Consumers in the Gangnam district of Seoul in July 2013. The Bank of Korea has cut interest rates twice in three months (AFP Photo/Ed Jones) (AFP/File)

The operator of South Korea's dominant instant-messaging service Kakao Talk has vowed to put privacy before the law and deny investigating state prosecutors access to the messages of its users. The Supreme Prosecutors' Office and various government agencies, including the National Police Agency, last month announced "proactive" measures to prevent the spread of false and malicious online postings. The crackdown came after President Park Geun-Hye, whose personal life has been a topic of online comments in recent months, complained that such posts were socially divisive and destructive.

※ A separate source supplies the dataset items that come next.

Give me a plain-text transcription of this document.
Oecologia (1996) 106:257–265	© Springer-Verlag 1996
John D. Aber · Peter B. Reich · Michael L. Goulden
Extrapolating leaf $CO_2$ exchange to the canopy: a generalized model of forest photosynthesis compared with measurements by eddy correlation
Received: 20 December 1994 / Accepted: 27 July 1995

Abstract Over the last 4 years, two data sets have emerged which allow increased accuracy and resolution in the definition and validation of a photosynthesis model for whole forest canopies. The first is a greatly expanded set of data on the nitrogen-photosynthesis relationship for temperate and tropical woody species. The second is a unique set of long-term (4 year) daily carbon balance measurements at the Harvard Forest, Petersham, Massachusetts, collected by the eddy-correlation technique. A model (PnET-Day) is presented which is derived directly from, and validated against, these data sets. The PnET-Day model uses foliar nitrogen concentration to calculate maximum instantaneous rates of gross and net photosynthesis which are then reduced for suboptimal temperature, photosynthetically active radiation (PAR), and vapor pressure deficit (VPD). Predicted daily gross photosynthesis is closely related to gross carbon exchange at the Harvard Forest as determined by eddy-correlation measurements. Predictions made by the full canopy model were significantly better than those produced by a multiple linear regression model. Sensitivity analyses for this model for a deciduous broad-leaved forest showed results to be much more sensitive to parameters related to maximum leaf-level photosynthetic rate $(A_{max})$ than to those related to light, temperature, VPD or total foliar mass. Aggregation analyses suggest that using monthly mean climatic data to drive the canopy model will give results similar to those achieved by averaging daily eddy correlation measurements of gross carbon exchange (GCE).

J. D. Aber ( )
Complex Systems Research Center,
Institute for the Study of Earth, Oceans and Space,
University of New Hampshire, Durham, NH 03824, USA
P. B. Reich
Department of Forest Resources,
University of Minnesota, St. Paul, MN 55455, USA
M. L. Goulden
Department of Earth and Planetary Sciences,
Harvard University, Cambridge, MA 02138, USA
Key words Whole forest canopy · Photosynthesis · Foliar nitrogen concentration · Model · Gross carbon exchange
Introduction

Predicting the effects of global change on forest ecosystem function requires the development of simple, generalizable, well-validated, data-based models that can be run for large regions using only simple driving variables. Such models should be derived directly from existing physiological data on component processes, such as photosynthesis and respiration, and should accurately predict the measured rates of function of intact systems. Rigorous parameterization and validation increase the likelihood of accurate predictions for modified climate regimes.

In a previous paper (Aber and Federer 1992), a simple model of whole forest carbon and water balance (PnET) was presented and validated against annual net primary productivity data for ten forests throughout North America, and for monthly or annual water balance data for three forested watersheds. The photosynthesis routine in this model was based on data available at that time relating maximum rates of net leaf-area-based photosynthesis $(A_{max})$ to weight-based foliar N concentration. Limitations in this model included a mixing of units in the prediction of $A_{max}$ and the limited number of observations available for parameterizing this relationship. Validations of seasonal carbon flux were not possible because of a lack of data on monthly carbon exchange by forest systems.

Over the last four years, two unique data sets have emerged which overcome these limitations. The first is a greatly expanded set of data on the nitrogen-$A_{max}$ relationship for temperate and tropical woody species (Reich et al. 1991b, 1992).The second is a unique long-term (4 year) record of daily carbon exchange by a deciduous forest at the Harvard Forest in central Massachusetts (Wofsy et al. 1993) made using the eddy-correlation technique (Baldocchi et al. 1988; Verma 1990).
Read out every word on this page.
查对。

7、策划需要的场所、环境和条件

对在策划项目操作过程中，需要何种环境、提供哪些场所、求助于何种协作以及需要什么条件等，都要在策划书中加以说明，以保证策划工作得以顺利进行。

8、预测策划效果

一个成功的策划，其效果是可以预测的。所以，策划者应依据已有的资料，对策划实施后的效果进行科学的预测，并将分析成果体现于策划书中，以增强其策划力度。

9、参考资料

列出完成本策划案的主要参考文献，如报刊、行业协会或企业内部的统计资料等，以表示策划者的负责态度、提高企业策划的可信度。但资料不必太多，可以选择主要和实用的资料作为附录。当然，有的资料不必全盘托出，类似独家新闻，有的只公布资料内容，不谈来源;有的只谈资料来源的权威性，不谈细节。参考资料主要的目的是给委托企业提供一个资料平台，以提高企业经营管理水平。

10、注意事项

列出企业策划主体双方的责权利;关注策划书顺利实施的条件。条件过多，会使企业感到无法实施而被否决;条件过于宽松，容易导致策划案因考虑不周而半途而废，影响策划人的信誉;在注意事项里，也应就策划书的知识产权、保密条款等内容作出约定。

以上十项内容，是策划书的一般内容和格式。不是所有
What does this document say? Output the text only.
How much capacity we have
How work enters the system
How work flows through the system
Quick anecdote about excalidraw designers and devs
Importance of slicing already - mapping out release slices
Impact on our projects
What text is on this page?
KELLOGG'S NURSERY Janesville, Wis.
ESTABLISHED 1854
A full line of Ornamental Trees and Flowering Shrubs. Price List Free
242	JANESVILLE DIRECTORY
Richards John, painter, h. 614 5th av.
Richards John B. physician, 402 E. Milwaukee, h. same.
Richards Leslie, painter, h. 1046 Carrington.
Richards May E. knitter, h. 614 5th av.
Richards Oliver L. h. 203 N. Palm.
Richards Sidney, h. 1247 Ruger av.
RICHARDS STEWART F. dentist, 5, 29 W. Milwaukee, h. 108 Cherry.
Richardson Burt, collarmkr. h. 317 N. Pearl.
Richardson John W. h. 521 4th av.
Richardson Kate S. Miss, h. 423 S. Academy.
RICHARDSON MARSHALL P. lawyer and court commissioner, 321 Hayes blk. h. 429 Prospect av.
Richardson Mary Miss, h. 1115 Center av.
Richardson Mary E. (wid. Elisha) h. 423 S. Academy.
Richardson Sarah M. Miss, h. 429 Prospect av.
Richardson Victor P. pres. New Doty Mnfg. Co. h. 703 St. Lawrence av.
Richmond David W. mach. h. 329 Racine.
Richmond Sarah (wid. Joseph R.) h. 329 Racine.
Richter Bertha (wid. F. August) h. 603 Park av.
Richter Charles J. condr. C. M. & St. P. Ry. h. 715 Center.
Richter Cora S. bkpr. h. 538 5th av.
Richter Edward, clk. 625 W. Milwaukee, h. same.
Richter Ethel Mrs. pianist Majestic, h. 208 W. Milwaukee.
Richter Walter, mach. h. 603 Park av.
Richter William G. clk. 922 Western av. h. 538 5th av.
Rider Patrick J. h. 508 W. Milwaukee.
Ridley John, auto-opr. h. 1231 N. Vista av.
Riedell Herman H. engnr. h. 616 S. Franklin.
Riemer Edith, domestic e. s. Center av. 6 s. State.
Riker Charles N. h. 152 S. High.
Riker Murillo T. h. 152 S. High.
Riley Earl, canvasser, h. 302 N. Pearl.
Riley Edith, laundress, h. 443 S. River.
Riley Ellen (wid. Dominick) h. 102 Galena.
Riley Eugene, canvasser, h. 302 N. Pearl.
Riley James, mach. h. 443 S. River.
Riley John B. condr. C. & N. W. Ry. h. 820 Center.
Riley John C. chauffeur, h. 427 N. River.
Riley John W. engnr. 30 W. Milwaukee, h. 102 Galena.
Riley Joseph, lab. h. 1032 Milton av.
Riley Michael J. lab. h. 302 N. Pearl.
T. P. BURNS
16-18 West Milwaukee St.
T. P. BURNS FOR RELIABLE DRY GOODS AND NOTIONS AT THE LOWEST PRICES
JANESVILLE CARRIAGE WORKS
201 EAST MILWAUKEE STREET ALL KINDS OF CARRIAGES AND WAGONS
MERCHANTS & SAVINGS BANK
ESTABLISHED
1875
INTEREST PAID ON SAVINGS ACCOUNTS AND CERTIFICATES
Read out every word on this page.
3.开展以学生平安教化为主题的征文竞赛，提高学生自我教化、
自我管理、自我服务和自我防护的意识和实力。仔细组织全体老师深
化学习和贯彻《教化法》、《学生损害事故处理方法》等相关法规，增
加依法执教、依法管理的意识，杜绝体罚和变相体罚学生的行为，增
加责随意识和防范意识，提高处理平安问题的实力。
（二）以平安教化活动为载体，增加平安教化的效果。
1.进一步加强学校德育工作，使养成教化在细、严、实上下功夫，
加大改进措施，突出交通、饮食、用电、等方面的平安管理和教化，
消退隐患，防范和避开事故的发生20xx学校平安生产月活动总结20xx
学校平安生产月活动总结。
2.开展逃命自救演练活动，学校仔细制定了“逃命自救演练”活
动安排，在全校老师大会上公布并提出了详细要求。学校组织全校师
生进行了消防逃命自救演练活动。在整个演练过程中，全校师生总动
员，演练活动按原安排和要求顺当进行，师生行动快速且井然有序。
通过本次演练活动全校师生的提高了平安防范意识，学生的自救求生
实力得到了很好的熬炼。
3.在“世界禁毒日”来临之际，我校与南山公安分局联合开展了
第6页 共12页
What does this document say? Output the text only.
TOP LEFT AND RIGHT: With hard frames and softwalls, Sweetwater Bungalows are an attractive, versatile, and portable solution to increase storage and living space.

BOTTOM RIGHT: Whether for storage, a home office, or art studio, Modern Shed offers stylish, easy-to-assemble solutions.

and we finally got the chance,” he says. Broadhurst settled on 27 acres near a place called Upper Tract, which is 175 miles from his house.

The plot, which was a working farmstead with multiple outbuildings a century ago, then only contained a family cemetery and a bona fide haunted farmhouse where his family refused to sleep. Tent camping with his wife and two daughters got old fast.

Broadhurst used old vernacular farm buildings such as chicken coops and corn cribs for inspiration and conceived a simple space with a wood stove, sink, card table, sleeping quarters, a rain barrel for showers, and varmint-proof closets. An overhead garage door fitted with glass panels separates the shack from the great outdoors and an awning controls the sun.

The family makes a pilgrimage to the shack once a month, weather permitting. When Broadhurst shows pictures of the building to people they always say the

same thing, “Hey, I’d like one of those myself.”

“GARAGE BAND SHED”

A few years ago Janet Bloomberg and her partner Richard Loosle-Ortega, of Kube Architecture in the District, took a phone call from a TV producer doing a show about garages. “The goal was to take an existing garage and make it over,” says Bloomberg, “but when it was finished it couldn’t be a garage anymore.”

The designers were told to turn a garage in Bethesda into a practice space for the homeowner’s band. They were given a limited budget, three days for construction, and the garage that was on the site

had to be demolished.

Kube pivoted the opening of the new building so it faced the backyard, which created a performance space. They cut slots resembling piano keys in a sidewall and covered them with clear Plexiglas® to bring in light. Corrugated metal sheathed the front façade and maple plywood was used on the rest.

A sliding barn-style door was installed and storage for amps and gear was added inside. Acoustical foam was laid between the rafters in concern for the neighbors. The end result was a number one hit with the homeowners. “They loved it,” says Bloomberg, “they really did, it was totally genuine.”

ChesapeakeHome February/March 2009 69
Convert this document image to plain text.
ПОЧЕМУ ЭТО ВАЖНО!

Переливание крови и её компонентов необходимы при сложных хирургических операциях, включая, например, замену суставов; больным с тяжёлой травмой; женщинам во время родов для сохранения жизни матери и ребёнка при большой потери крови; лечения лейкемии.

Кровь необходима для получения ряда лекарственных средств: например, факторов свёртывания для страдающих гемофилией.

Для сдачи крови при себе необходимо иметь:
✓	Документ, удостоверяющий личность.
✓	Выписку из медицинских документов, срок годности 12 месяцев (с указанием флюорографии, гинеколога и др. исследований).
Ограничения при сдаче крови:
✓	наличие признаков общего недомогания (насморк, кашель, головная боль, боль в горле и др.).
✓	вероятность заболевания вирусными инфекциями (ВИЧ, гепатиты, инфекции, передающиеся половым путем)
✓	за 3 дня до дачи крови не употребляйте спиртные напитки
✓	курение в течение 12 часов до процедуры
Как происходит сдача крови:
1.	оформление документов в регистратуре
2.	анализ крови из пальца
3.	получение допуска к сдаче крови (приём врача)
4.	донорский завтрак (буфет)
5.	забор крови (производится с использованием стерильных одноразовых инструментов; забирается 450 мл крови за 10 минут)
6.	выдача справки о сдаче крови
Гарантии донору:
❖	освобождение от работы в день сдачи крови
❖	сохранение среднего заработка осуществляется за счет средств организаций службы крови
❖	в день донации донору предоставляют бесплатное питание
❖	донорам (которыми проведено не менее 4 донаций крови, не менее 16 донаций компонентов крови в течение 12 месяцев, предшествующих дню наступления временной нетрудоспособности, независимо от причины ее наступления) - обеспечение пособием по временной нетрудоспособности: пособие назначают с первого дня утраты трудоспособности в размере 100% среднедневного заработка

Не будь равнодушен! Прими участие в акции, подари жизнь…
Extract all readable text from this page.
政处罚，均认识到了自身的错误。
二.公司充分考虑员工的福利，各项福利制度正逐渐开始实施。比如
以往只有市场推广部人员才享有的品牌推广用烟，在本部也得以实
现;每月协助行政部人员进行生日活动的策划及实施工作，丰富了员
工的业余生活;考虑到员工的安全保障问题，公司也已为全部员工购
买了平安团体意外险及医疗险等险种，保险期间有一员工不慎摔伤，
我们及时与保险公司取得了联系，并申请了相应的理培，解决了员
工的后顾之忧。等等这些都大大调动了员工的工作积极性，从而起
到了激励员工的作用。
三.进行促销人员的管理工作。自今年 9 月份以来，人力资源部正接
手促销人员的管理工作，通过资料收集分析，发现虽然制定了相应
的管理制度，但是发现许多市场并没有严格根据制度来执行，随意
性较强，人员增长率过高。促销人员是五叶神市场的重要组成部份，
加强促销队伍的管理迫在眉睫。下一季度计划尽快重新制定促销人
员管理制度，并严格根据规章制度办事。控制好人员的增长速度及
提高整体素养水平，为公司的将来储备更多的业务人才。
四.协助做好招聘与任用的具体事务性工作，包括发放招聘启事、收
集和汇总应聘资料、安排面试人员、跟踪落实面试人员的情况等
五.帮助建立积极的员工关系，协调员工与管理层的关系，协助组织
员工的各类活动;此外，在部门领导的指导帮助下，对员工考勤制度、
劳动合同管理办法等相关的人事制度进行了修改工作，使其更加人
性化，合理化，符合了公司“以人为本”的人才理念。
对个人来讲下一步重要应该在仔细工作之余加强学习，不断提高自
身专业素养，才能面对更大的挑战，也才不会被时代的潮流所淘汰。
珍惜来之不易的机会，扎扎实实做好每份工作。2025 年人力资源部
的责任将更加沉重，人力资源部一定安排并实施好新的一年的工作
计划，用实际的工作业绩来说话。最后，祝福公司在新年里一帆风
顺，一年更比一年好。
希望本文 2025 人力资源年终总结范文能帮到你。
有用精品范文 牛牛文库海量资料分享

But in a news conference late Monday, the co-chief executive of Daum Kakao, Lee Sirgoo, publicly apologised to users who have begun defecting to other messaging apps because of concerns about its privacy commitments. "We regret that Daum Kakao failed to understand the anxiety of Kakao Talk users," Lee said. "In order to prevent ourselves from making the same mistake, we will make privacy our top priority when there is clash between privacy and law," he added. Lee said it had ceased responding to prosecutors' warrants from October 7, and would continue to do so in the future. "If our decision is a violation of the law, I as the head of Daum Kakao, will bear any responsibility," he added. Out of a total population of 50 million, around 35 million South Koreans are estimated to use Kakao Talk. It was not clear if Daum Kakao's decision to cease entertaining prosecutors' access requests would bring the company into a legal confrontation with the government. "Kakao Talk has grown on the back of users' trust. We will make every effort to regain that trust," Lee said.